Тот горько ухмыльнулся:
— Все скажешь — под грунт ляжешь… — Он опять сплюнул.
— Слушай, Кадык, уважаемый, — я не выдержал, — я к тебе хорошо, ты ко мне хорошо — чего ты очкуешь? Сдавать я тебя не сдавал и не сдам: знаю, что не фраер ты. Ты меня звал говорить? Говори… У меня без тебя проблем хватает…
Он недоверчиво поглядел мне в глаза.
— Ладно… — вздохнул он, глядя куда-то в пол. — Поможешь мне?
— Чем смогу, — кивнул я.
— Сможешь! — убежденно сказал тот. — Я тебе расскажу кой-чего, а ты уж постарайся, чтобы Кадыка не обмакнули…
— По-ста-ра-юсь, — по слогам сказал я, чувствуя, что желваки на лице напрягаются.
Кадык опять выдержал театральную паузу.
— В общем, так, — вздохнул он, — меня могут грохнуть… От тебя зависит…
— Слушай, хорош уже. — Я махнул рукой.
— Вошел я в поезд, — решительно начал Кадык, — схоронился в трансформаторе… Поспал, съел, что припас… А бабка? Что с нее взять? Мало ей было моих девайсов… В общем, я-то ходок тот еще. Жрать приспичило, я думал, она меня накормит, а она, жаба, ни в какую! Дескать, щас охрану позову, мы не договаривались, я тебя провела — вон иди у землюка проси… Ну я что? Я на крышу — жрать-то охота, а где вы, я не знаю… вот… пополз я к пищеблоку… ползу по крыше буфета…
— То есть на последнюю крышу ты не лазил?
— А на фиг? — удивился Кадык. — Чем меньше народу тебя видит…
— Дальше, — попросил я.
— Ну… ядрены пассатижи… Решил в задний тамбур лезть — хоть там и охрана рядом, да в переднем люди чаще курят, да и не возвращаться же? Цапанулся и поглядел…
— Как цапанулся? — поинтересовался я.
— А так! — Кадык расстегнул свой серый замызганный комбез, и я увидел на его голой груди что-то вроде портупеи.
Он снял с липучки закрепленный на ней моток какой-то ленты.
— Нанки! — сказал он.
— Что? — переспросил я.
— Ну подтяжки с нанониткой, — снисходительно пояснил он. — За вытяжку на вагоне цепляешь — глядишь в тамбур, а потом через эту вытяжку и достаешь: удобно…
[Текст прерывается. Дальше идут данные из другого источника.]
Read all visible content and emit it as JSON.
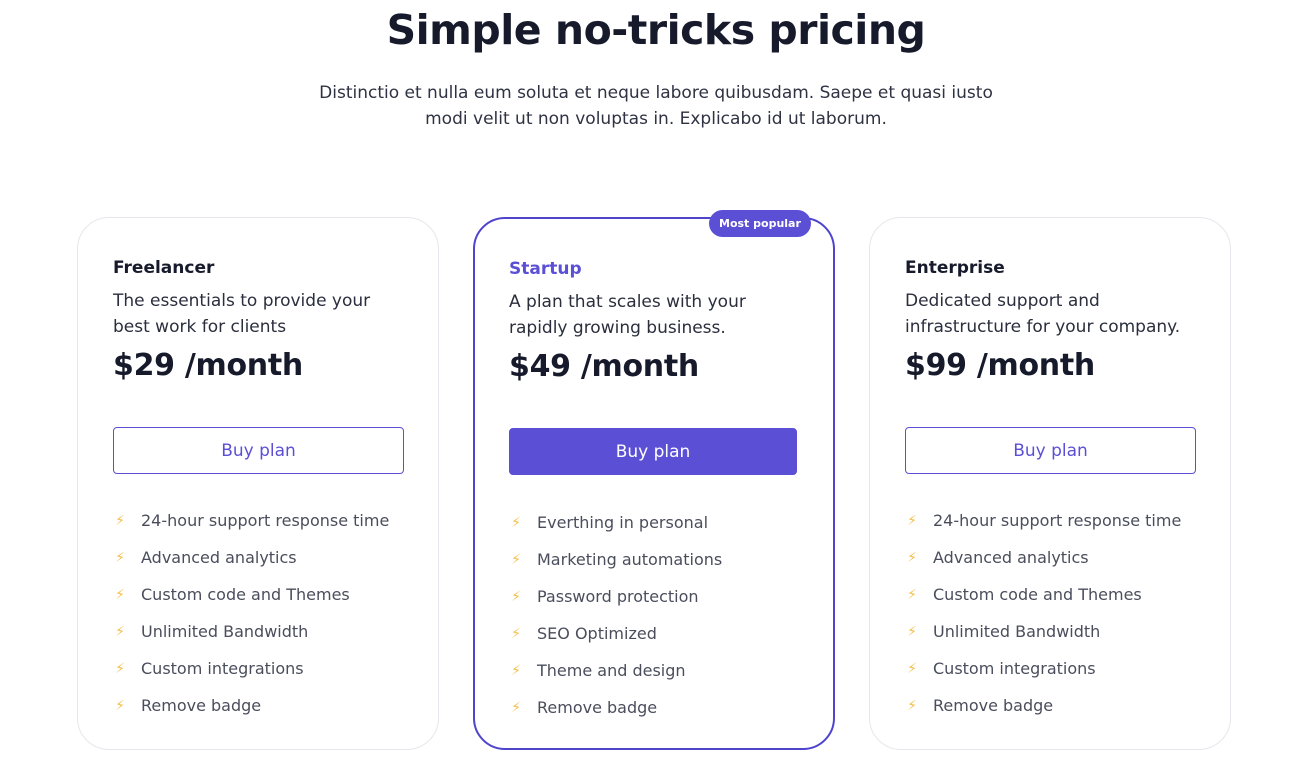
{
  "header": {
    "title": "Simple no-tricks pricing",
    "subtitle": "Distinctio et nulla eum soluta et neque labore quibusdam. Saepe et quasi iusto modi velit ut non voluptas in. Explicabo id ut laborum."
  },
  "colors": {
    "accent": "#5b4fd6",
    "bolt": "#f6c04d",
    "text_dark": "#161a2b",
    "card_border": "#e6e7ec"
  },
  "plans": [
    {
      "name": "Freelancer",
      "description": "The essentials to provide your best work for clients",
      "price": "$29 /month",
      "button_label": "Buy plan",
      "features": [
        "24-hour support response time",
        "Advanced analytics",
        "Custom code and Themes",
        "Unlimited Bandwidth",
        "Custom integrations",
        "Remove badge"
      ]
    },
    {
      "name": "Startup",
      "badge": "Most popular",
      "description": "A plan that scales with your rapidly growing business.",
      "price": "$49 /month",
      "button_label": "Buy plan",
      "features": [
        "Everthing in personal",
        "Marketing automations",
        "Password protection",
        "SEO Optimized",
        "Theme and design",
        "Remove badge"
      ]
    },
    {
      "name": "Enterprise",
      "description": "Dedicated support and infrastructure for your company.",
      "price": "$99 /month",
      "button_label": "Buy plan",
      "features": [
        "24-hour support response time",
        "Advanced analytics",
        "Custom code and Themes",
        "Unlimited Bandwidth",
        "Custom integrations",
        "Remove badge"
      ]
    }
  ],
  "feature_icon": "lightning-bolt-icon"
}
Тут у меня в голове сверкнула бледная тень мысли.
— Ага, понял, — кивнул я.
— Ну так вот, — продолжил Кадык, — цепляю я нанки, ветер в морду, свешиваюсь к окошку… а там…
— Что? — спросил я, стиснув зубы, пытаясь не выказать волнения.
— Что… — повторил Кадык, — мужик мужика душит… да еще так жутко… двумя пальцами… тот дергается и на меня… прям мне в глаза… выпучил, блин, вот лопнут… — представь, как я очканул?!!
Он сам тяжело дышал, вспоминая кошмарные впечатления.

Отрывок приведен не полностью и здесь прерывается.